Consider the following example:

template <class T> 
void f(const T&&) { std::cout << __PRETTY_FUNCTION__; };

int main(void){

       const int *cptr = nullptr;
       f(std::move(cptr));
}

Per [temp.deduct.call]/1:

Template argument deduction is done by comparing each function template parameter type (call it P) that contains template-parameters that participate in template argument deduction with the type of the corresponding argument of the call (call it A) [..]

and [temp.deduct.call]/3:

If P is a cv-qualified type, the top-level cv-qualifiers of P's type are ignored for type deduction.
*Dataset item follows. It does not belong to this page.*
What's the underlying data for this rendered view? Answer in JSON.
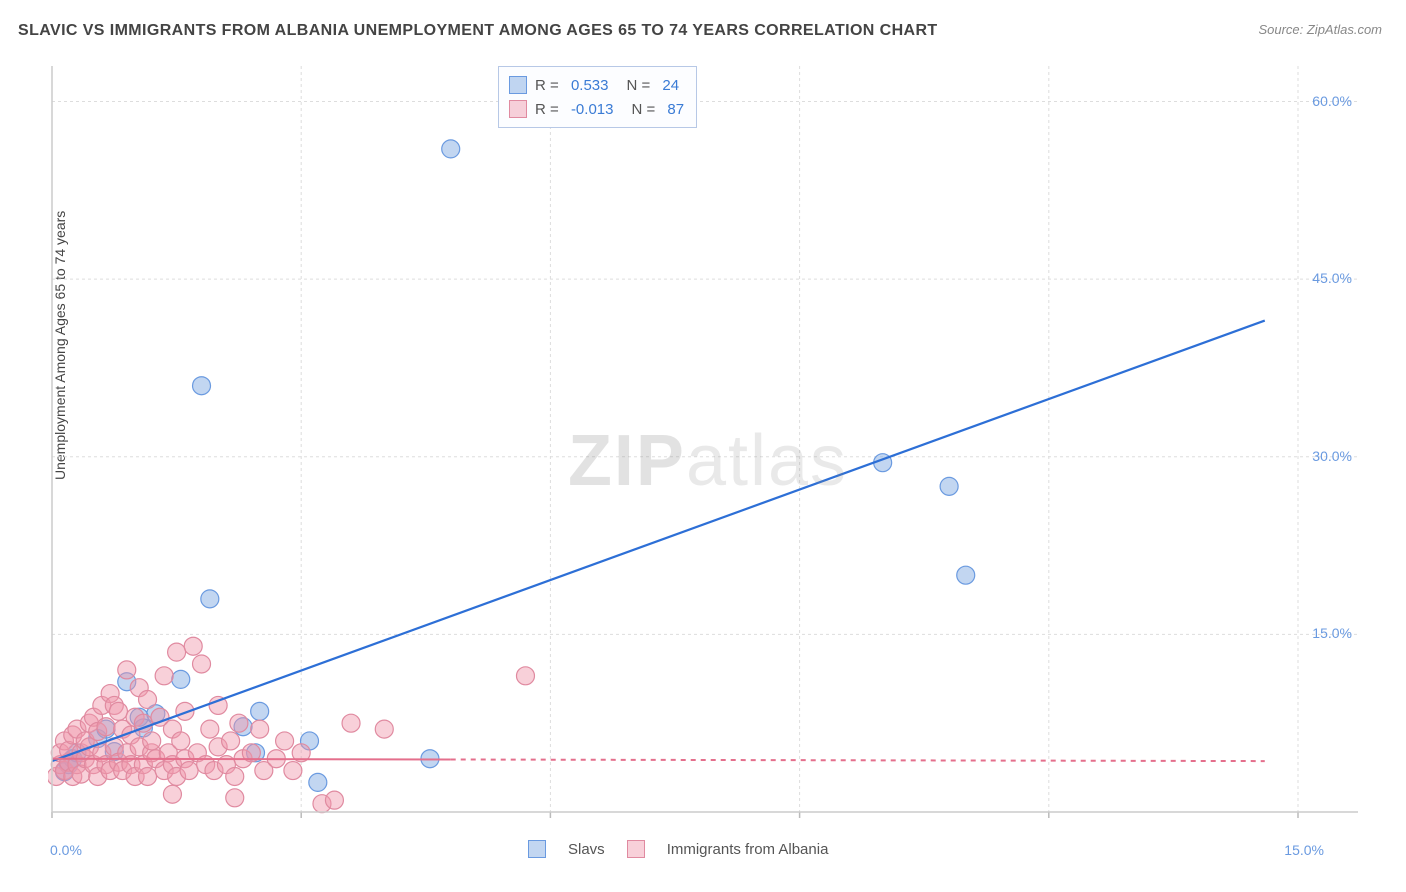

If P is a reference type, the type referred to by P is used for type deduction.

Considering the given paragraphs, I'm deducing the template argument for T to be int* as follows:

P = const T&&, A = const int*; // replacing 'const T&&' with 'const T'
P = const T, A = const int*
T = int*

// what's wrong with these steps?

But when I compile this code with gcc and clang, it shows that the deduced T is const int*

My Question: Why the deduced template argument is const int* and not int* as I expect?

Answer 1

Why the deduced template argument is const int* and not int* as I expect?

The const in P = const T is a top level const and applies to T while the const in A = const int* is a low-level const meaning it does not apply to the pointer. This in turn means that you can't directly compare const T with const int* the way you have done.

Therefore, T will be deduced as the simplest argument type const int* and the function parameter will be of type const int *const &&.